Terminadas las fiestas patrias, regresamos a nuestra realidad diaria. La celebración va por la vía de aprovechar para salir, cambiar de aire, descansar, distraernos. Si nos detuviésemos a reflexionar en torno a nuestra independencia, muy probablemente nos percataremos que de independientes tenemos poco. Nos sacudimos de un yugo, pero eso no significa necesariamente que estamos sin yugo.
Seguimos siendo un país subdesarrollado, aún lejos de alcanzar el tan esquivo desarrollo. Desde que tengo uso de razón, por un motivo u otro, la meta, ser un país desarrollado, se pospone una y otra vez. Se nos escapa cada vez que sentimos que estamos ad portas de él.
Otros países, en estas mismas últimas cinco décadas, han logrado dejar atrás el subdesarrollo, aun partiendo de condiciones mucho más desfavorables que nosotros.
¿Dónde está la diferencia? Parece estar en que mientras nosotros hablamos, conversamos, discutimos, hacemos como que trabajamos, otros trabajan, se esfuerzan, actúan, se apoyan entre sí. En síntesis, para alcanzar el desarrollo no basta la voluntad si no va acompañada de esfuerzo, acción, trabajo, persistencia y un talante solidario y colaborativo. En caso contrario, no pasa de ser una quimera.
Somos de los países cuyos trabajadores tienen más horas laborales al año, cuyos estudiantes tienen más horas de clases. No obstante ello, nuestra productividad y capacidad para agregar valor a los recursos naturales que generosamente nos provee nuestra tierra, deja mucho que desear. De hecho, no hemos logrado romper nuestra dependencia del cobre, y el mayor componente de nuestras exportaciones siguen siendo materias primas sin mayor valor agregado.

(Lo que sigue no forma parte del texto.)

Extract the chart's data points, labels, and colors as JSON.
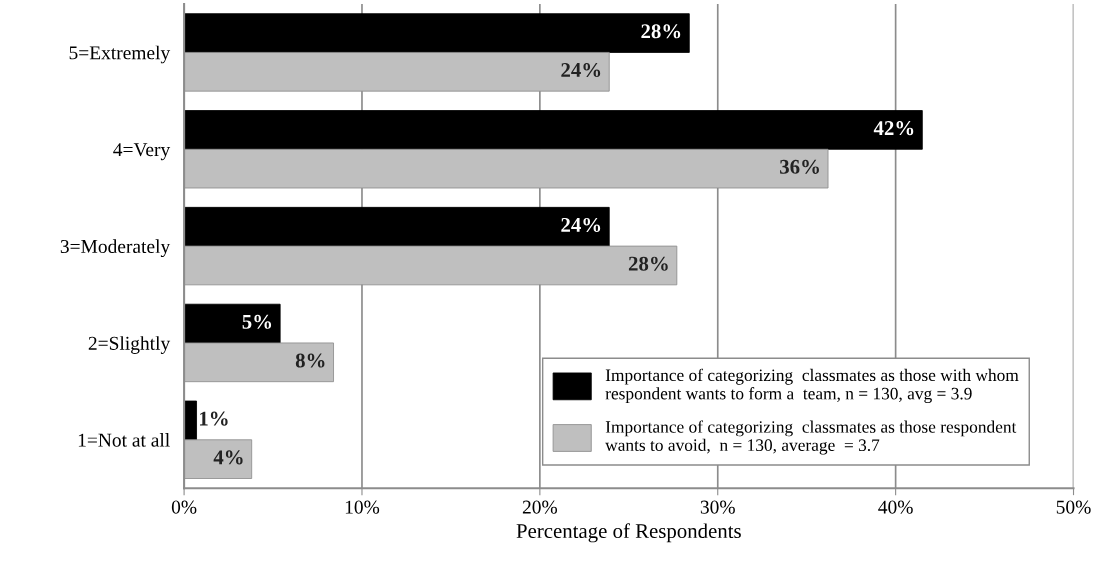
{
  "chart_data": {
    "type": "bar",
    "orientation": "horizontal",
    "xlabel": "Percentage of Respondents",
    "categories": [
      "5=Extremely",
      "4=Very",
      "3=Moderately",
      "2=Slightly",
      "1=Not at all"
    ],
    "series": [
      {
        "name": "Importance of categorizing  classmates as those with whom respondent wants to form a  team, n = 130, avg = 3.9",
        "color": "#000000",
        "values": [
          28.4,
          41.5,
          23.9,
          5.4,
          0.7
        ],
        "value_labels": [
          "28%",
          "42%",
          "24%",
          "5%",
          "1%"
        ]
      },
      {
        "name": "Importance of categorizing  classmates as those respondent wants to avoid,  n = 130, average  = 3.7",
        "color": "#bfbfbf",
        "values": [
          23.9,
          36.2,
          27.7,
          8.4,
          3.8
        ],
        "value_labels": [
          "24%",
          "36%",
          "28%",
          "8%",
          "4%"
        ]
      }
    ],
    "xlim": [
      0,
      50
    ],
    "xticks": [
      {
        "value": 0,
        "label": "0%"
      },
      {
        "value": 10,
        "label": "10%"
      },
      {
        "value": 20,
        "label": "20%"
      },
      {
        "value": 30,
        "label": "30%"
      },
      {
        "value": 40,
        "label": "40%"
      },
      {
        "value": 50,
        "label": "50%"
      }
    ],
    "grid": "x",
    "legend": "bottom right"
  }
}
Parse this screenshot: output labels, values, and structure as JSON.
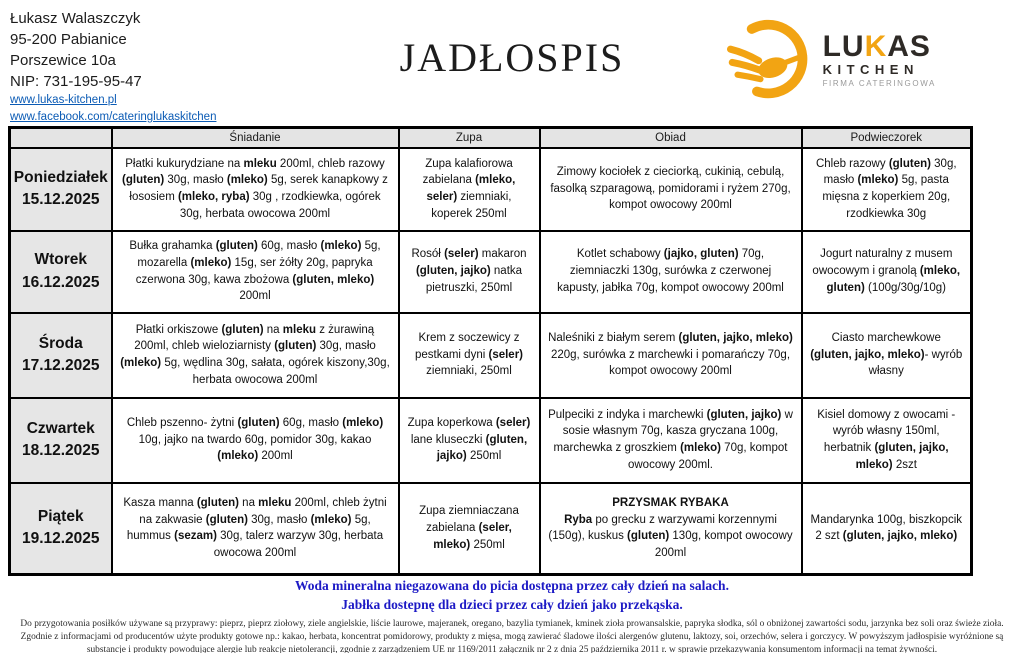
{
  "header": {
    "contact": {
      "name": "Łukasz Walaszczyk",
      "postal_city": "95-200 Pabianice",
      "street": "Porszewice 10a",
      "nip": "NIP: 731-195-95-47",
      "website": "www.lukas-kitchen.pl",
      "facebook": "www.facebook.com/cateringlukaskitchen"
    },
    "title": "JADŁOSPIS",
    "logo": {
      "word_part1": "LU",
      "word_accent": "K",
      "word_part2": "AS",
      "line2": "KITCHEN",
      "line3": "FIRMA CATERINGOWA",
      "accent_color": "#F2A413"
    }
  },
  "table": {
    "columns": [
      "",
      "Śniadanie",
      "Zupa",
      "Obiad",
      "Podwieczorek"
    ],
    "rows": [
      {
        "day": "Poniedziałek",
        "date": "15.12.2025",
        "breakfast": "Płatki kukurydziane na **mleku** 200ml, chleb razowy **(gluten)** 30g, masło **(mleko)** 5g, serek kanapkowy z łososiem **(mleko, ryba)**  30g , rzodkiewka, ogórek 30g, herbata owocowa 200ml",
        "soup": "Zupa kalafiorowa zabielana **(mleko, seler)** ziemniaki, koperek 250ml",
        "dinner": "Zimowy kociołek z cieciorką, cukinią, cebulą, fasolką szparagową, pomidorami i ryżem 270g, kompot owocowy 200ml",
        "snack": "Chleb razowy **(gluten)** 30g, masło **(mleko)** 5g, pasta mięsna z koperkiem 20g, rzodkiewka 30g"
      },
      {
        "day": "Wtorek",
        "date": "16.12.2025",
        "breakfast": "Bułka grahamka **(gluten)** 60g, masło **(mleko)** 5g, mozarella **(mleko)** 15g,  ser żółty 20g, papryka czerwona 30g, kawa zbożowa **(gluten, mleko)** 200ml",
        "soup": "Rosół **(seler)** makaron **(gluten, jajko)** natka pietruszki, 250ml",
        "dinner": "Kotlet schabowy **(jajko, gluten)** 70g, ziemniaczki 130g, surówka z czerwonej kapusty, jabłka 70g, kompot owocowy 200ml",
        "snack": "Jogurt naturalny z musem owocowym i granolą **(mleko, gluten)** (100g/30g/10g)"
      },
      {
        "day": "Środa",
        "date": "17.12.2025",
        "breakfast": "Płatki orkiszowe **(gluten)** na  **mleku** z żurawiną 200ml, chleb wieloziarnisty **(gluten)** 30g, masło **(mleko)** 5g, wędlina 30g, sałata, ogórek kiszony,30g, herbata owocowa 200ml",
        "soup": "Krem z soczewicy z pestkami dyni **(seler)** ziemniaki, 250ml",
        "dinner": "Naleśniki z białym serem **(gluten, jajko, mleko)** 220g, surówka z marchewki i pomarańczy 70g, kompot owocowy 200ml",
        "snack": "Ciasto marchewkowe **(gluten, jajko, mleko)**- wyrób własny"
      },
      {
        "day": "Czwartek",
        "date": "18.12.2025",
        "breakfast": "Chleb pszenno- żytni **(gluten)** 60g, masło **(mleko)** 10g, jajko na twardo 60g, pomidor 30g, kakao **(mleko)** 200ml",
        "soup": "Zupa koperkowa **(seler)** lane kluseczki **(gluten, jajko)** 250ml",
        "dinner": "Pulpeciki z indyka i marchewki  **(gluten, jajko)** w sosie własnym 70g, kasza gryczana 100g, marchewka z groszkiem **(mleko)**  70g, kompot owocowy 200ml.",
        "snack": "Kisiel domowy z owocami - wyrób własny  150ml, herbatnik **(gluten, jajko, mleko)**  2szt"
      },
      {
        "day": "Piątek",
        "date": "19.12.2025",
        "breakfast": "Kasza manna **(gluten)**  na **mleku** 200ml, chleb żytni na zakwasie **(gluten)** 30g, masło **(mleko)** 5g, hummus **(sezam)** 30g, talerz warzyw 30g, herbata owocowa 200ml",
        "soup": "Zupa ziemniaczana zabielana **(seler, mleko)** 250ml",
        "dinner": "**PRZYSMAK RYBAKA**\n**Ryba** po grecku z warzywami korzennymi (150g), kuskus **(gluten)** 130g, kompot owocowy 200ml",
        "snack": "Mandarynka 100g, biszkopcik 2 szt **(gluten, jajko, mleko)**"
      }
    ]
  },
  "notes": {
    "line1": "Woda mineralna niegazowana do picia dostępna przez cały dzień na salach.",
    "line2": "Jabłka dostepnę dla dzieci przez cały dzień jako przekąska.",
    "color": "#1d1ac5"
  },
  "footer": {
    "text": "Do przygotowania posiłków używane są przyprawy: pieprz, pieprz ziołowy, ziele angielskie, liście laurowe, majeranek, oregano, bazylia tymianek, kminek zioła prowansalskie, papryka słodka, sól o obniżonej zawartości sodu, jarzynka bez soli oraz świeże zioła. Zgodnie z informacjami od producentów użyte produkty gotowe np.: kakao, herbata, koncentrat pomidorowy, produkty z mięsa, mogą zawierać śladowe ilości alergenów glutenu, laktozy, soi, orzechów,   selera i gorczycy. W powyższym jadłospisie wyróżnione są substancje i produkty powodujące alergie lub reakcje nietolerancji, zgodnie z zarządzeniem UE nr 1169/2011 załącznik nr 2 z dnia 25 października 2011 r. w sprawie przekazywania konsumentom informacji na temat żywności."
  }
}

En un mundo globalizado, crecientemente competitivo, el que pestañea, pierde. Y nosotros pareciera que nos pasamos pestañeando. Por momentos se nos suben los humos a la cabeza, particularmente cuando nos comparamos con quienes pestañean más; también cuando nos cotejamos con las condiciones materiales bajo las cuales nosotros mismos vivíamos hace no más de una o dos décadas atrás.
Nos falta el gran salto cultural, económico y educacional. El primero, un salto más cualitativo; el segundo, más cuantitativo. El cultural tiene que ver con no tanto más horas de trabajo, como trabajar mejor; con ser más responsables, puntuales, disciplinados, valorar el trabajo bien hecho, cumplir la palabra empeñada. Abandonar el chamullo, el trabajo a medias, el arreglo con alambritos, los más o menos, las avivadas.
El salto económico se relaciona con que no podemos seguir gastando en innovación e investigación menos del 1% del producto interno bruto (PIB), cuando los países desarrollados invierten más del 2%. En esta esfera el sector privado tiene una tremenda responsabilidad porque el grueso de lo que se gasta en innovación en Chile proviene del sector público, en circunstancias que en los países que más invierten el mayor peso recae en los privados.
El salto educacional que tiene que ver con hacer posible el salto cultural, esto es, cambiar nuestra mirada, que provea no solo conocimientos, sino valores, y donde la responsabilidad es compartida por los establecimientos educacionales con las familias. Los países más desarrollados tienden a tener una educación pública, gratuita y de calidad. Una educación pública de mala calidad, y por la cual más encima haya que pagar, pierde su razón de ser.
Resumiendo, solo cuando hayamos dado estos saltos, recién entonces podremos ponernos pantalones largos, esto es, afirmar que somos un país desarrollado, y por tanto, independiente en todo su significado.